Another (better) article that this article sites:
For rank and file this is true, but there is a certification process for supervisors.
But I can see the other points being relevant, especially about technical jargon with colleagues. I guess I'm lucky that almost everyone I work with knows enough of both languages to flip back and forth as needed. The french training in my dept is excellent.
Didn't join the site to download the pdf, but it looks like it is trying to find a correlation between wanting to leave the public service and answering a survey question about how often you can use your preferred language.

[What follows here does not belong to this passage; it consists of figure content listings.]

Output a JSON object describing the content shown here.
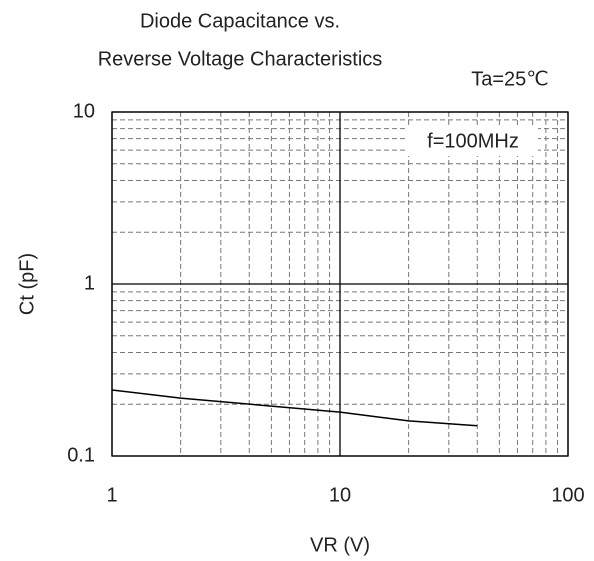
{
  "chart_data": {
    "type": "line",
    "title": [
      "Diode Capacitance vs.",
      "Reverse Voltage Characteristics"
    ],
    "annotations": [
      "Ta=25℃",
      "f=100MHz"
    ],
    "x_label": "VR (V)",
    "y_label": "Ct (pF)",
    "x": [
      1,
      2,
      5,
      10,
      20,
      40
    ],
    "series": [
      {
        "color": "#000000",
        "values": [
          0.242,
          0.217,
          0.195,
          0.18,
          0.16,
          0.15
        ]
      }
    ],
    "xlim": [
      1,
      100
    ],
    "ylim": [
      0.1,
      10
    ],
    "xticks": [
      1,
      10,
      100
    ],
    "yticks": [
      0.1,
      1,
      10
    ],
    "xscale": "log",
    "yscale": "log",
    "grid": true,
    "minor_grid": true
  }
}
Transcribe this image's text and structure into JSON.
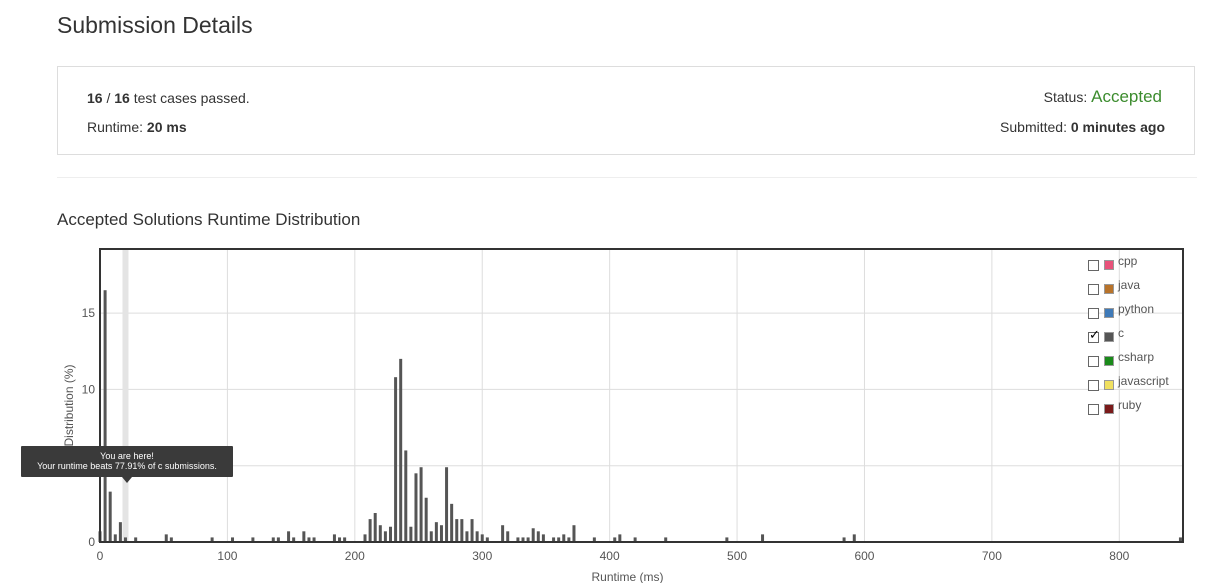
{
  "page": {
    "title": "Submission Details"
  },
  "summary": {
    "passed": "16",
    "separator": "/",
    "total": "16",
    "passed_suffix": "test cases passed.",
    "runtime_label": "Runtime:",
    "runtime_value": "20 ms",
    "status_label": "Status:",
    "status_value": "Accepted",
    "submitted_label": "Submitted:",
    "submitted_value": "0 minutes ago"
  },
  "section": {
    "title": "Accepted Solutions Runtime Distribution"
  },
  "tooltip": {
    "line1": "You are here!",
    "line2": "Your runtime beats 77.91% of c submissions."
  },
  "legend": [
    {
      "label": "cpp",
      "color": "#e8527a",
      "checked": false
    },
    {
      "label": "java",
      "color": "#b8732a",
      "checked": false
    },
    {
      "label": "python",
      "color": "#3f7ab8",
      "checked": false
    },
    {
      "label": "c",
      "color": "#555555",
      "checked": true
    },
    {
      "label": "csharp",
      "color": "#1a8a1a",
      "checked": false
    },
    {
      "label": "javascript",
      "color": "#f0e060",
      "checked": false
    },
    {
      "label": "ruby",
      "color": "#7a1a1a",
      "checked": false
    }
  ],
  "chart_data": {
    "type": "bar",
    "xlabel": "Runtime (ms)",
    "ylabel": "Distribution (%)",
    "xlim": [
      0,
      850
    ],
    "ylim": [
      0,
      19.2
    ],
    "xticks": [
      0,
      100,
      200,
      300,
      400,
      500,
      600,
      700,
      800
    ],
    "yticks": [
      0,
      10,
      15
    ],
    "grid": true,
    "highlight_x": 20,
    "series": [
      {
        "color": "#555555",
        "x": [
          0,
          4,
          8,
          12,
          16,
          20,
          28,
          52,
          56,
          88,
          104,
          120,
          136,
          140,
          148,
          152,
          160,
          164,
          168,
          184,
          188,
          192,
          208,
          212,
          216,
          220,
          224,
          228,
          232,
          236,
          240,
          244,
          248,
          252,
          256,
          260,
          264,
          268,
          272,
          276,
          280,
          284,
          288,
          292,
          296,
          300,
          304,
          316,
          320,
          328,
          332,
          336,
          340,
          344,
          348,
          356,
          360,
          364,
          368,
          372,
          388,
          404,
          408,
          420,
          444,
          492,
          520,
          584,
          592,
          848
        ],
        "values": [
          0.7,
          16.5,
          3.3,
          0.5,
          1.3,
          0.3,
          0.3,
          0.5,
          0.3,
          0.3,
          0.3,
          0.3,
          0.3,
          0.3,
          0.7,
          0.3,
          0.7,
          0.3,
          0.3,
          0.5,
          0.3,
          0.3,
          0.5,
          1.5,
          1.9,
          1.1,
          0.7,
          1.0,
          10.8,
          12.0,
          6.0,
          1.0,
          4.5,
          4.9,
          2.9,
          0.7,
          1.3,
          1.1,
          4.9,
          2.5,
          1.5,
          1.5,
          0.7,
          1.5,
          0.7,
          0.5,
          0.3,
          1.1,
          0.7,
          0.3,
          0.3,
          0.3,
          0.9,
          0.7,
          0.5,
          0.3,
          0.3,
          0.5,
          0.3,
          1.1,
          0.3,
          0.3,
          0.5,
          0.3,
          0.3,
          0.3,
          0.5,
          0.3,
          0.5,
          0.3
        ]
      }
    ]
  }
}
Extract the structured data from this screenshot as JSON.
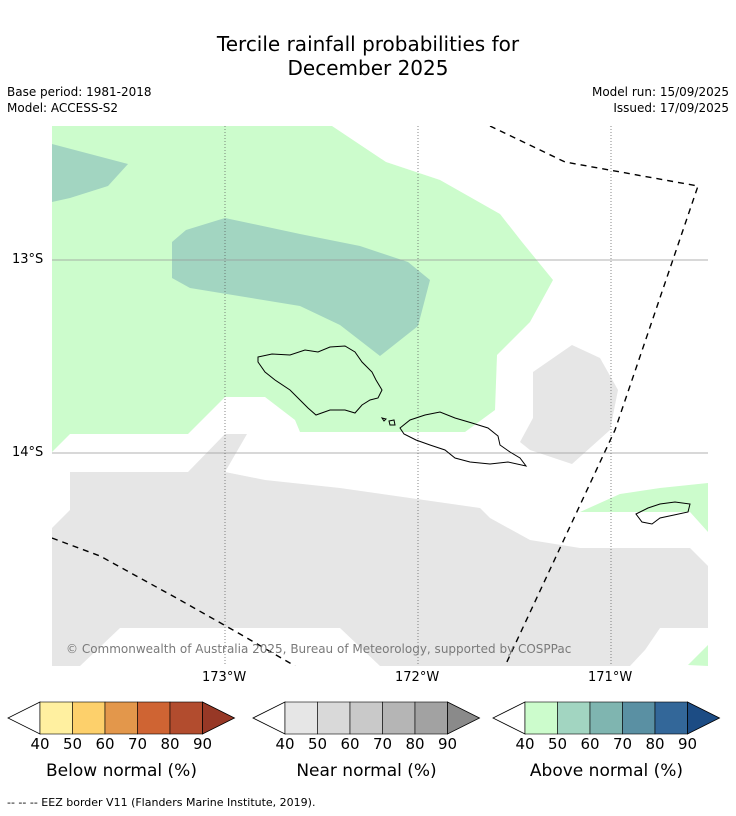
{
  "title_line1": "Tercile rainfall probabilities for",
  "title_line2": "December 2025",
  "base_period": "Base period: 1981-2018",
  "model": "Model: ACCESS-S2",
  "model_run": "Model run: 15/09/2025",
  "issued": "Issued: 17/09/2025",
  "copyright": "© Commonwealth of Australia 2025, Bureau of Meteorology, supported by COSPPac",
  "footer": "-- -- -- EEZ border V11 (Flanders Marine Institute, 2019).",
  "lat_labels": [
    "13°S",
    "14°S"
  ],
  "lon_labels": [
    "173°W",
    "172°W",
    "171°W"
  ],
  "colorbars": [
    {
      "label": "Below normal (%)",
      "ticks": [
        "40",
        "50",
        "60",
        "70",
        "80",
        "90"
      ],
      "colors": [
        "#fff0a0",
        "#fdd06b",
        "#e3974b",
        "#cf6433",
        "#b24c2e",
        "#973826"
      ]
    },
    {
      "label": "Near normal (%)",
      "ticks": [
        "40",
        "50",
        "60",
        "70",
        "80",
        "90"
      ],
      "colors": [
        "#e6e6e6",
        "#d9d9d9",
        "#c9c9c9",
        "#b5b5b5",
        "#a2a2a2",
        "#8a8a8a"
      ]
    },
    {
      "label": "Above normal (%)",
      "ticks": [
        "40",
        "50",
        "60",
        "70",
        "80",
        "90"
      ],
      "colors": [
        "#ccfccc",
        "#a2d5c1",
        "#7fb5b0",
        "#5a90a3",
        "#336799",
        "#1c4c84"
      ]
    }
  ],
  "colors": {
    "above_40_50": "#ccfccc",
    "above_50_60": "#a2d5c1",
    "near_40_50": "#e6e6e6"
  }
}
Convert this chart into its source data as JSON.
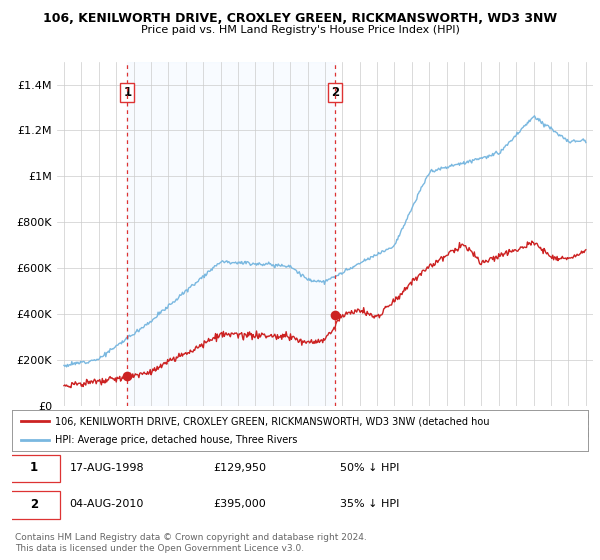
{
  "title": "106, KENILWORTH DRIVE, CROXLEY GREEN, RICKMANSWORTH, WD3 3NW",
  "subtitle": "Price paid vs. HM Land Registry's House Price Index (HPI)",
  "ylabel_values": [
    "£0",
    "£200K",
    "£400K",
    "£600K",
    "£800K",
    "£1M",
    "£1.2M",
    "£1.4M"
  ],
  "ylim": [
    0,
    1500000
  ],
  "yticks": [
    0,
    200000,
    400000,
    600000,
    800000,
    1000000,
    1200000,
    1400000
  ],
  "hpi_color": "#7ab8e0",
  "price_color": "#cc2222",
  "vline_color": "#dd3333",
  "shading_color": "#ddeeff",
  "point1": {
    "year": 1998.65,
    "price": 129950,
    "label": "1"
  },
  "point2": {
    "year": 2010.6,
    "price": 395000,
    "label": "2"
  },
  "legend_line1": "106, KENILWORTH DRIVE, CROXLEY GREEN, RICKMANSWORTH, WD3 3NW (detached hou",
  "legend_line2": "HPI: Average price, detached house, Three Rivers",
  "table_row1": [
    "1",
    "17-AUG-1998",
    "£129,950",
    "50% ↓ HPI"
  ],
  "table_row2": [
    "2",
    "04-AUG-2010",
    "£395,000",
    "35% ↓ HPI"
  ],
  "footer": "Contains HM Land Registry data © Crown copyright and database right 2024.\nThis data is licensed under the Open Government Licence v3.0.",
  "background_color": "#ffffff"
}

As such, I am not sure if they have any follow up queations on why people answered what they did in the survey, but it could be as simple as they have to interact with unilingual people. Even if they have a bilingual boss (who, even at CCC may not be very good), they may not have bilingual clients or team mates and therefore have to work in one language most of the time.
IT in particular can be tricky, since most things are only English. A lot of software tools only come in English, and a big chunk of vendor support is from the US and often does not have a French option. The contractor pool is also largely English since the Canadian private sector doesn't require bilingualism for tech workers.
Yes even if your supervisor is bilingual, it's still possible that your office has a dominant language by virtue of the majority.
But anyone who works in IT knows that the price of entry is knowing a certain amount of English, so I would be surprised that IT workers are the ones complaining. They wouldn't have completed whatever postsecondary taught them IT without learning the basics in English. It's baked into the industry. Like how biologists need to learn Latin names.